The past year saw one of the largest recent mergers affecting the West Michigan marketplace when Columbus, Ohio-based Huntington Bancshares Inc. acquired Detroit-based TCF Financial Corp. in a $22 billion deal that closed June 9. The deal created the second-largest bank operating in Michigan with $40.81 billion in deposits at midyear, according to the 2021 FDIC Summary of Deposits.

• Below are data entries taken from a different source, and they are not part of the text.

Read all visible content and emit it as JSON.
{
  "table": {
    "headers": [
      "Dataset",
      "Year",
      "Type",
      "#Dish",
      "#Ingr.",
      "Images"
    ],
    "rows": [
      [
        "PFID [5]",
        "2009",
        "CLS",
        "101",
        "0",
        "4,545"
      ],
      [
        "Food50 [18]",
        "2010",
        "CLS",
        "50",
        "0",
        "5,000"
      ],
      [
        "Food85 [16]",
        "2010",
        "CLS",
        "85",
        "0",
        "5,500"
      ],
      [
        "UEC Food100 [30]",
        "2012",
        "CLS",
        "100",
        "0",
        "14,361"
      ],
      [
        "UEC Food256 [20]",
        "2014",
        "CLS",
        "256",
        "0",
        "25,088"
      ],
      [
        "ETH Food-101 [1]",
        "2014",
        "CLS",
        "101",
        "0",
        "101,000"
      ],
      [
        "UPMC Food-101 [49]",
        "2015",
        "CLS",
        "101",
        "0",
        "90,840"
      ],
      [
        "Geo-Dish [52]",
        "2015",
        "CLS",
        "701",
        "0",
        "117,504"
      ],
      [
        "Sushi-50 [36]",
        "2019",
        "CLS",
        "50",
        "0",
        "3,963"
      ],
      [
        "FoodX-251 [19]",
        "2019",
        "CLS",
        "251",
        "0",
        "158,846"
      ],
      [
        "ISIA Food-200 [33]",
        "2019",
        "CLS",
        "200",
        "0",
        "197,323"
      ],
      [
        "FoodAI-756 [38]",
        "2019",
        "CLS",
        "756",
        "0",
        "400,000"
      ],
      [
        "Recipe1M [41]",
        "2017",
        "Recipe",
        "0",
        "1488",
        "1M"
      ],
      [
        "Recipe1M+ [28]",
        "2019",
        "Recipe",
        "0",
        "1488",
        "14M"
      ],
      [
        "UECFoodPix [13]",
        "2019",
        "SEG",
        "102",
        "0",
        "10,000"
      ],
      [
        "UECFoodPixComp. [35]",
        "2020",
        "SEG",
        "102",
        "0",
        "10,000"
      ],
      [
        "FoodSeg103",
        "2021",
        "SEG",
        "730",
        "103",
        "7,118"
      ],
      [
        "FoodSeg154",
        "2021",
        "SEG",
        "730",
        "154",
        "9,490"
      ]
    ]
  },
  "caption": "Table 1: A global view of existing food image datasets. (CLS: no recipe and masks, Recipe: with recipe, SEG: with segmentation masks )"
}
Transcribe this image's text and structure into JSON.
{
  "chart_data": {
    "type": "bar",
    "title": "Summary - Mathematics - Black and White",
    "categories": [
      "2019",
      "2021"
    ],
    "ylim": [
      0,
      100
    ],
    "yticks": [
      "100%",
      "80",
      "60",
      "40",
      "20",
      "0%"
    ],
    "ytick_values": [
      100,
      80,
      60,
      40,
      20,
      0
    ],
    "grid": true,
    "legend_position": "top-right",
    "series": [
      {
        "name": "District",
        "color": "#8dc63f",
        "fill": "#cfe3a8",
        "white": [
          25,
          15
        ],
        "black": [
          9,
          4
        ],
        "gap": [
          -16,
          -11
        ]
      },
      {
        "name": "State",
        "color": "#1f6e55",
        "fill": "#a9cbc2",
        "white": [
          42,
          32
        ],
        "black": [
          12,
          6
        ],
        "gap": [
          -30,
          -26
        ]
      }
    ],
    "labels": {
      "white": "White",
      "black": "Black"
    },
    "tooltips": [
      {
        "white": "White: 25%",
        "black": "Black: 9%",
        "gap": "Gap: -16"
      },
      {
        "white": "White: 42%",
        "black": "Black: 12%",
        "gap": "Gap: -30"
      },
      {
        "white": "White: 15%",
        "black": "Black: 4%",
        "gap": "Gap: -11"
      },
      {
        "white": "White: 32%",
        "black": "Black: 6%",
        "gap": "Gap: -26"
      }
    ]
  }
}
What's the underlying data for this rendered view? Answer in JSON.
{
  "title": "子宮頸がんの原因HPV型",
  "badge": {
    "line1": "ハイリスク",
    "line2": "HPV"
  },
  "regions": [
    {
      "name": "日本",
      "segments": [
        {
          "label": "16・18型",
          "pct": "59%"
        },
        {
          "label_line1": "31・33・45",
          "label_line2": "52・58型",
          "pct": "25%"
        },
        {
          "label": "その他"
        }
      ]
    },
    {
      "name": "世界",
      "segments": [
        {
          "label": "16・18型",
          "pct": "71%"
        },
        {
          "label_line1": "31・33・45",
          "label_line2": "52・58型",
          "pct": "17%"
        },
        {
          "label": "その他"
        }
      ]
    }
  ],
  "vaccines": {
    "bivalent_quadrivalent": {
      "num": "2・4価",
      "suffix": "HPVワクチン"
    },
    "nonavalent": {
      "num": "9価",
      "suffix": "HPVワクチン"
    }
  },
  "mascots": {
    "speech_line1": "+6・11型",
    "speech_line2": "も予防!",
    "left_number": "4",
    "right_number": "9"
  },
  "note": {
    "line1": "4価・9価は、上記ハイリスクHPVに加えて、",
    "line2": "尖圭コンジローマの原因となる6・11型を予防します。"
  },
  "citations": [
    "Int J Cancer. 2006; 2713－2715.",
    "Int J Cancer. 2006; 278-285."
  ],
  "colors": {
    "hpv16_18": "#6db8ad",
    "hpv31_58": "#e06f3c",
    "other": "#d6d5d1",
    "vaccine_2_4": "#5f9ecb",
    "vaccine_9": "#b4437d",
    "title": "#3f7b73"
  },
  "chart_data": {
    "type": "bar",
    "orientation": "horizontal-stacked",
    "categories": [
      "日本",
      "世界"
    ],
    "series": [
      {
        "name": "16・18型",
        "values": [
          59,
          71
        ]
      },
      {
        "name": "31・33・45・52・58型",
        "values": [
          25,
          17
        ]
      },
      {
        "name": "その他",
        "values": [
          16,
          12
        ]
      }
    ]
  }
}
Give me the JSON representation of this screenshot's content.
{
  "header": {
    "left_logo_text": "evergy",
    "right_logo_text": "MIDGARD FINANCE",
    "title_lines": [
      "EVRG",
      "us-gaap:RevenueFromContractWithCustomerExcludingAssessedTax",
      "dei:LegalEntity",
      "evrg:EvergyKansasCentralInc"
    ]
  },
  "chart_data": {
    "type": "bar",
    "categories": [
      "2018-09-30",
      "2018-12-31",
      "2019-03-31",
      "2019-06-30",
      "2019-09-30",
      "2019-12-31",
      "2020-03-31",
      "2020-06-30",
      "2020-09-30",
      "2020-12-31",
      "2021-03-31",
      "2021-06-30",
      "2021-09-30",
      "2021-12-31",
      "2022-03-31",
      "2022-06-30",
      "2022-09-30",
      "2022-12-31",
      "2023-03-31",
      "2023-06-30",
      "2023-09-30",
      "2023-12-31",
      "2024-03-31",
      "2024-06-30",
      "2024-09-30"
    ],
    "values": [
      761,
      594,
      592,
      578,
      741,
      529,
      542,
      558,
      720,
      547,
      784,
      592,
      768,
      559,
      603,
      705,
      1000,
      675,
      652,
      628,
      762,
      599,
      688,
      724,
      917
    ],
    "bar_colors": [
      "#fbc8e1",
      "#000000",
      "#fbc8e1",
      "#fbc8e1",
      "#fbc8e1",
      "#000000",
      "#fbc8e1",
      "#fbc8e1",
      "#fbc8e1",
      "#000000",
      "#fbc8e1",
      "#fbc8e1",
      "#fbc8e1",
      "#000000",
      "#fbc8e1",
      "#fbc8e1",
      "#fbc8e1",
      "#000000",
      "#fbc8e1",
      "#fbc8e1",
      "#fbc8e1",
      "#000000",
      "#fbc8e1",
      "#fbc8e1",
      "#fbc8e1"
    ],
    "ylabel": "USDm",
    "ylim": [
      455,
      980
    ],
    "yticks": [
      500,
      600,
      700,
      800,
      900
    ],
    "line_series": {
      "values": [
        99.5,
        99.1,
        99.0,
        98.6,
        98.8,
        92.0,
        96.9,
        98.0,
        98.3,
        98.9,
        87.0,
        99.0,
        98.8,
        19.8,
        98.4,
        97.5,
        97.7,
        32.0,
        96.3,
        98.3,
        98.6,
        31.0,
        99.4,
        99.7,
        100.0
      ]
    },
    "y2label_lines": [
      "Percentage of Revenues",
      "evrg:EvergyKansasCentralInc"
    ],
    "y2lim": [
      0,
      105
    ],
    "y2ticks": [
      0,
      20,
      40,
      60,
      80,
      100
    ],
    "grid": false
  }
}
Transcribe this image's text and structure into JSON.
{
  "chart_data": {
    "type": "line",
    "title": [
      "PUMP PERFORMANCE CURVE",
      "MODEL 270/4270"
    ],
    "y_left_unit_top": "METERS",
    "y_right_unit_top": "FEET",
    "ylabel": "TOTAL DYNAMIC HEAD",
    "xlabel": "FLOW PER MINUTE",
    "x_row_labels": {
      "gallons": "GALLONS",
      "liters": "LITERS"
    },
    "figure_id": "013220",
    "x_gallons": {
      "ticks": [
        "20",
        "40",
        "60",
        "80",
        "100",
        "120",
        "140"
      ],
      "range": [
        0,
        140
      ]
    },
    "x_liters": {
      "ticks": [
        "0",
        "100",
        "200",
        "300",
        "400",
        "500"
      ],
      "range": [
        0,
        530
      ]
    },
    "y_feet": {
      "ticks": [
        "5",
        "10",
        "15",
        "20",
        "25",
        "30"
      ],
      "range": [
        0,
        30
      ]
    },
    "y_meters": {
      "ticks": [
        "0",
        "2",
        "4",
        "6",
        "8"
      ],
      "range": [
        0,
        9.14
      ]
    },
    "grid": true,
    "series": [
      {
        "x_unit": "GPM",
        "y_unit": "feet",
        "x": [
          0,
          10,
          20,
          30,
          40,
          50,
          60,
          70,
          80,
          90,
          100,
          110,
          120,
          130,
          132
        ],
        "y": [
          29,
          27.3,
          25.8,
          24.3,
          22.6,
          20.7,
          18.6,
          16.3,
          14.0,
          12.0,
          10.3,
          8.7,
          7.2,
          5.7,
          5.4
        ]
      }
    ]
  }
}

Other mergers affecting the Michigan market include the pending sale of Troy-based Flagstar Bancorp Inc. to New York Community Bancorp Inc. for $2.6 billion, and a $323.5 million deal announced in November for Farmington Hills-based Level One Bancorp Inc. — which has an office in Grand Rapids — to merge into Indiana-based First Merchants Corp.
Michigan City, Ind.-based Horizon Bank in September acquired 14 offices in the central and northern Lower Peninsula that TCF Bank had to divest to secure regulatory approval for the Huntington Bank merger. The branch acquisitions came with $846 million in deposits and $215 million in loans and nearly doubled Horizon Bank’s office footprint in Michigan.
In a smaller deal, St. Joseph-based United Federal Credit Union closed in the spring on the acquisition of the former Edgewater Bank.
Bell expects that once pent-up demand burns off in 2022, bank M&A will return to typical levels.
“It has to normalize. Markets do. I can’t imagine this continues,” he said.
Banks and their clients will also face a rising interest rate environment in 2022 that will affect what borrowers pay on their loans. Amid solid economic growth and higher inflation, many economists expect the Federal Reserve to begin raising the federal funds rate, now at zero, perhaps as early as midyear.
The University of Michigan’s U.S. economic outlook for 2022 forecasts the first increase in the federal funds rate to come in June, “followed by gradual increases, with the effective federal funds rate climbing to 1.1 percent by the end of 2023.”
Bankers in recent interviews with MiBiz doubted that higher interest rates will deter commercial lending activity. Businesses generally are already anticipating higher interest rates in 2022 and will still proceed with a planned acquisition or expansion, bankers say.
Huntington Bank Regional President Krista Flynn believes that even with quarter-point increases “here and there” in the federal funds rate over the couple of years, interest rates will still remain historically low for borrowers. As well, Flynn believes that higher interest rates “are not going to have as much effect as they did years and years ago,” she said.
“It’s just less of an impact on a business, and the more I talk to clients, the more they say: ‘We’re going to function well. We’re planning for those things, we have a stronger balance sheet than we’ve ever had, and small movements on rates are not going to impact how we strategize on our business,’” Flynn said. “It’s just not the big impact that the big swings used to be years and years ago.”